Karpavičiūtė, V.(1)*;Kiudelis, G.(2);Kupčinskas, J.(2);Kupčinskas, L.(2);

(1)Hospital of Lithuanian University of Health Sciences Kaunas Clinics, Department of Gastroenterology, Kaunas, Lithuania;(2)Hospital of Lithuanian University of Health Sciences Kaunas Clinics, Department of Gastroenterology- Medical Academy, Kaunas, Lithuania;


In steroid refractory acute severe ulcerative colitis (ASUC), cyclosporine or infliximab are potential rescue treatments to avoid colectomy. Our objective is to assess the short-term and long-term efficacy and safety of cyclosporine versus infliximab as rescue agents.

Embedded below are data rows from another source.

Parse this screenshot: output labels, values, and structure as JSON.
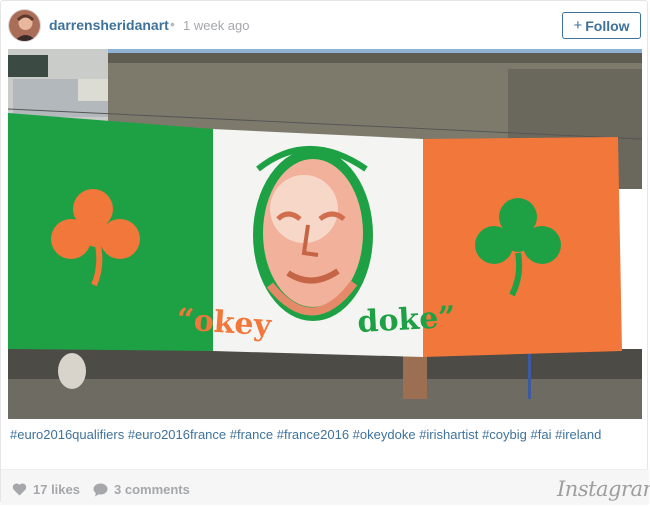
{
  "post": {
    "username": "darrensheridanart",
    "separator": "•",
    "time_ago": "1 week ago",
    "follow_label": "Follow",
    "follow_plus": "+"
  },
  "image": {
    "flag_text_left": "“okey",
    "flag_text_right": "doke”"
  },
  "caption": {
    "hashtags": [
      "#euro2016qualifiers",
      "#euro2016france",
      "#france",
      "#france2016",
      "#okeydoke",
      "#irishartist",
      "#coybig",
      "#fai",
      "#ireland"
    ]
  },
  "footer": {
    "likes": "17 likes",
    "comments": "3 comments",
    "brand": "Instagram"
  },
  "colors": {
    "link_blue": "#3f729b",
    "muted_gray": "#a5a7aa",
    "flag_green": "#1ea144",
    "flag_orange": "#f2773a"
  }
}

We performed a retrospective analysis of 121 patients admitted with ASUC to a single gastroenterology centre during 2010-2020. ASUC was defined by the Truelove & Witts criteria. Primary outcome was short-term colectomy-free rate, secondary outcomes were severe adverse events, re-hospitalization or need of treatment with steroids within 2 years due to flare ups and colectomy rate at 2-year follow-up.


119 patients initially received intravenous corticosteroids, while 2 patients underwent emergency colectomy on the first day. Sixty-four (53%) were females, median age of all patients was 33 (IQR 27-49) years. 66 (55%) patients responded to intravenous corticosteroids (IVS), while 53 (45%) failed to respond to steroid therapy: 45 (37%) patients received second-line rescue therapy (29 with cyclosporine, 16 with infliximab). Evaluating the short-term efficacy of treatment there was no significant difference between cyclosporine and infliximab: during admission colectomy was performed in 10.3% vs. 12.5% of patients, respectively (p=0.826). In terms of long-term outcomes, the colectomy rate was higher in the infliximab group at 2-year follow-up, although the difference did not reach statistical significance (10.3% vs. 31.2%, p=0.079). The need for oral steroids during follow-up was comparable in both groups (38,5% vs. 50%, p=0.481). Comparing patients who did not undergo colectomy, patients in the infliximab group were more often re-hospitalized due to the need for IVS at 2-year follow-up (7.7% vs. 50%, p=0.002). No severe side effects due to infliximab and cyclosporine were observed.


In the treatment of steroid refractory ASUC infliximab and cyclosporine were equally effective in short-term period and there was no difference in safety, however cyclosporine treated patients trended to have better long-term outcomes, with significantly rarer re-hospitalization. Additional analysis is needed for other factors that may have contributed to differences in long-term outcomes between the cyclosporine and infliximab groups.